But yeah that’s not the point I guess :smiley:

To answer the question… I don’t know either. Here’s my guess:

I guess it’s because it doesn’t want to automatically choose the wider type.
It’s true that Nothing <: String; and Seq is covariant,
so Seq[Nothing] <: Seq[String].
Also Tuple2 is covariant in both arguments. Therefore:
(Seq[Nothing], Seq[Seq[String]]) <: (Seq[String], Seq[Seq[String]]).

But in the true branch, the type is narrower / more specific, so maybe it doesn’t want to lose that “sharper” (more specific) type information?

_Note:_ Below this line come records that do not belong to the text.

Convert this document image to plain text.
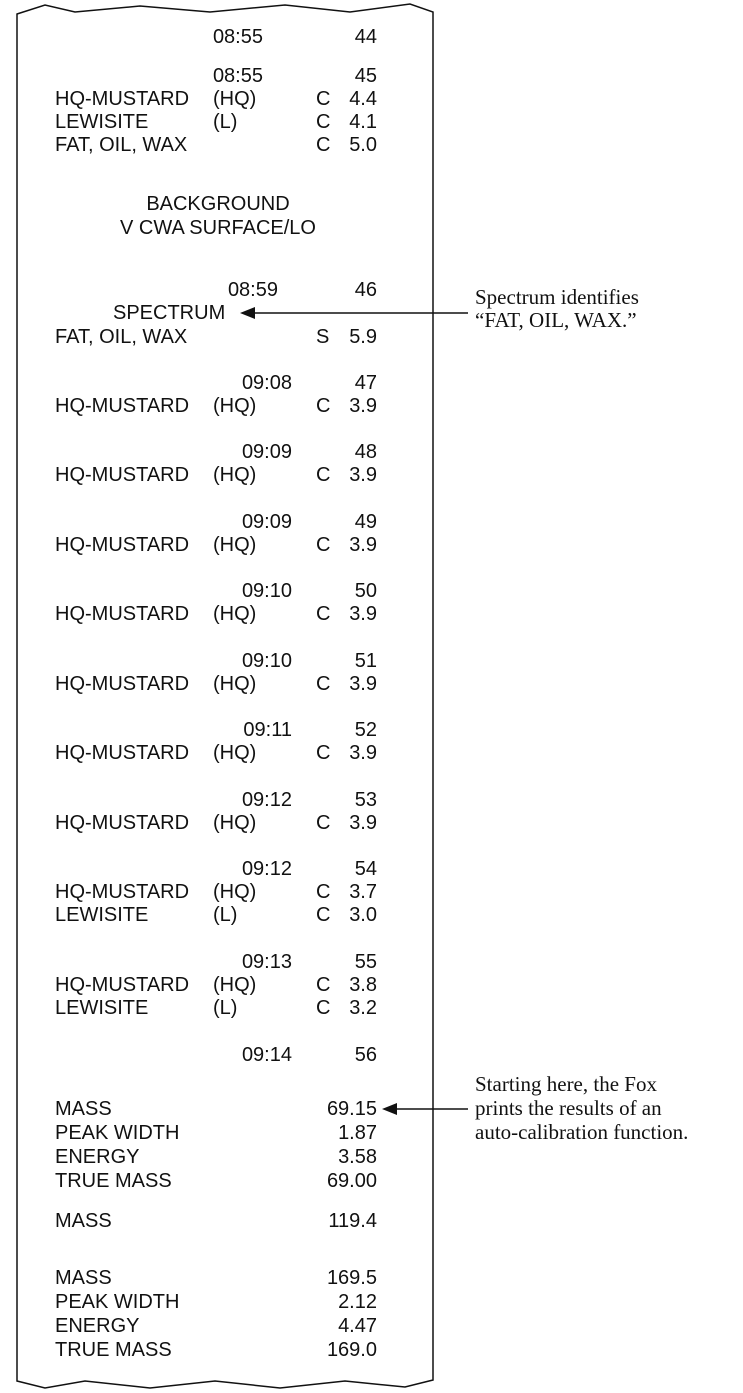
08:55	44
08:55	45
HQ-MUSTARD (HQ)	C 4.4
LEWISITE	(L)	C 4.1
FAT, OIL, WAX	C 5.0
BACKGROUND
V CWA SURFACE/LO
08:59	46
SPECTRUM
FAT, OIL, WAX	S 5.9
09:08	47
HQ-MUSTARD (HQ)	C 3.9
09:09	48
HQ-MUSTARD (HQ)	C 3.9
09:09	49
HQ-MUSTARD (HQ)	C 3.9
09:10	50
HQ-MUSTARD (HQ)	C 3.9
09:10	51
HQ-MUSTARD (HQ)	C 3.9
09:11	52
HQ-MUSTARD (HQ)	C 3.9
09:12	53
HQ-MUSTARD (HQ)	C 3.9
09:12	54
HQ-MUSTARD (HQ)	C 3.7
LEWISITE	(L)	C 3.0
09:13	55
HQ-MUSTARD (HQ)	C 3.8
LEWISITE	(L)	C 3.2
09:14	56
MASS	69.15
PEAK WIDTH	1.87
ENERGY	3.58
TRUE MASS	69.00
MASS	119.4
MASS	169.5
PEAK WIDTH	2.12
ENERGY	4.47
TRUE MASS	169.0
Spectrum identifies
“FAT, OIL, WAX.”
Starting here, the Fox
prints the results of an
auto-calibration function.
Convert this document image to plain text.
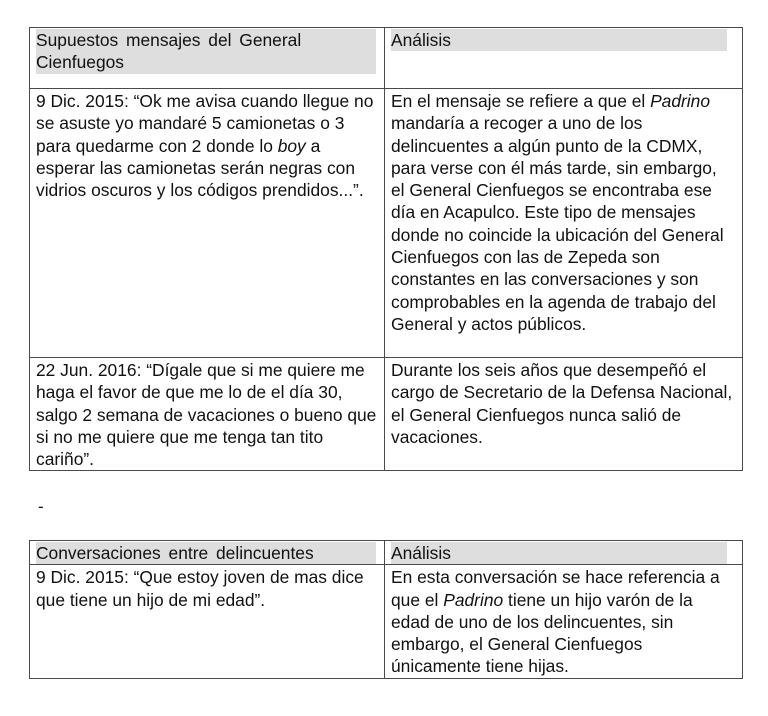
Supuestos mensajes del General Cienfuegos	Análisis

9 Dic. 2015: “Ok me avisa cuando llegue no se asuste yo mandaré 5 camionetas o 3 para quedarme con 2 donde lo boy a esperar las camionetas serán negras con vidrios oscuros y los códigos prendidos...”.	En el mensaje se refiere a que el Padrino mandaría a recoger a uno de los delincuentes a algún punto de la CDMX, para verse con él más tarde, sin embargo, el General Cienfuegos se encontraba ese día en Acapulco. Este tipo de mensajes donde no coincide la ubicación del General Cienfuegos con las de Zepeda son constantes en las conversaciones y son comprobables en la agenda de trabajo del General y actos públicos.

22 Jun. 2016: “Dígale que si me quiere me haga el favor de que me lo de el día 30, salgo 2 semana de vacaciones o bueno que si no me quiere que me tenga tan tito cariño”.	Durante los seis años que desempeñó el cargo de Secretario de la Defensa Nacional, el General Cienfuegos nunca salió de vacaciones.
-
Conversaciones entre delincuentes	Análisis

9 Dic. 2015: “Que estoy joven de mas dice que tiene un hijo de mi edad”.	En esta conversación se hace referencia a que el Padrino tiene un hijo varón de la edad de uno de los delincuentes, sin embargo, el General Cienfuegos únicamente tiene hijas.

That would be my reasoning :wink:

It also works if both 2nd elems of the tuples are Seq[Seq[...]]:

I believe the reason is that:

Seq[Nothing] <: Seq[String] // and not >:
// but
Seq[T] >: List[T] // and not <:, true in general, but in this case, T = Seq[String]

We can therefore simplify the relation to:

type B      // Seq[String]
type A <: B // Seq[Nothing]

type Y      //  Seq[Seq[String]]
type X <: Y // List[Seq[String]]

The question then becomes:

(A, Y) | (B, X)
=?=
(B, Y)

And the answer is no, because (B, Y) is a strict supertype of (A, Y) | (B, X):

  • (B, Y) is a strict supertype of (A, Y), as B is a strict supertype of A
  • (B, Y) is a strict supertype of (B, X), as Y is a strict supertype of X
  • It is therefore a strict supertype of their union

I believe the substitution seems so intuitively true (even though it is false) stems from the following:

(T, U) | (Z, V) =/= ( (T | Z), (U | V) )

(But the former is a subtype of the latter)

2 Likes

Oh and the type-checker should in general only replace things which are equivalent (=:=), as otherwise it becomes either unsound or imprecise

1 Like

Ah, it’s the List in the second one! I see. :+1: